ROCm 7 and the AMD Developer Cloud have genuinely improved software support. But here's the reality check: AMD's entire data center revenue was $3.2 billion last quarter, driven largely by EPYC central processing units, not GPUs. Nvidia does that in about a week.

AMD wins on price-performance for specific workloads, especially inference. It gives hyperscalers negotiating leverage and caps Nvidia's pricing at the margin. But breaking CUDA's gravity requires more than competitive hardware -- it needs a software revolution that won't happen by 2028.

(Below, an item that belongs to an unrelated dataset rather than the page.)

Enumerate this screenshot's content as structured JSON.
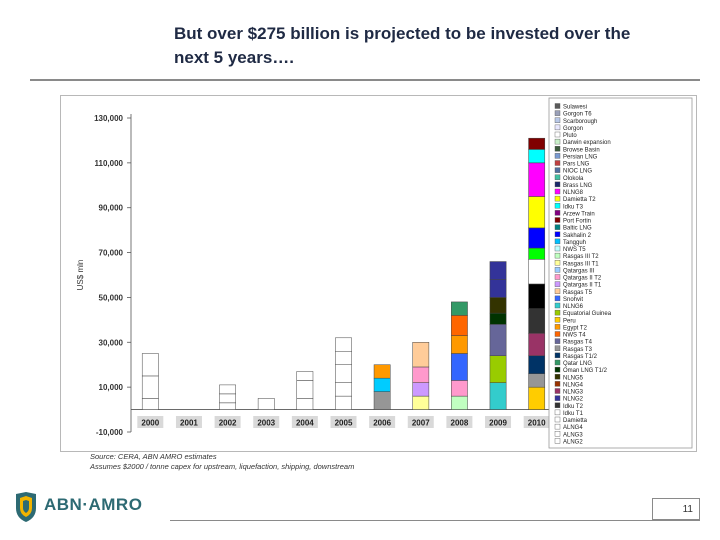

Intel's situation is even more interesting with reports that the Trump administration is considering a government stake. If that happens, Intel gets cheaper capital, stabilized fabs, and preferential treatment for government contracts.

But it doesn't solve CUDA lock-in, NVLink scale, or Nvidia's platform cadence. Gaudi 3 is shipping through Dell Technologies' AI Factory and IBM Cloud, targeting better price performance than H100 on selected workloads. But it's still behind H200 and Blackwell in absolute performance and ecosystem support.

The path to 2028

The base case through 2028 is straightforward: demand growth plus platform innovation keep Nvidia atop training workloads while AMD and Intel expand as cost-optimized alternatives. Nvidia maintains 70% to 80% share in training and loses some inference share to cheaper alternatives but grows absolute revenue on market expansion. The bears worry about customized chips, power constraints, or supply shocks, but none of these threats materialize fast enough to derail the story before 2028.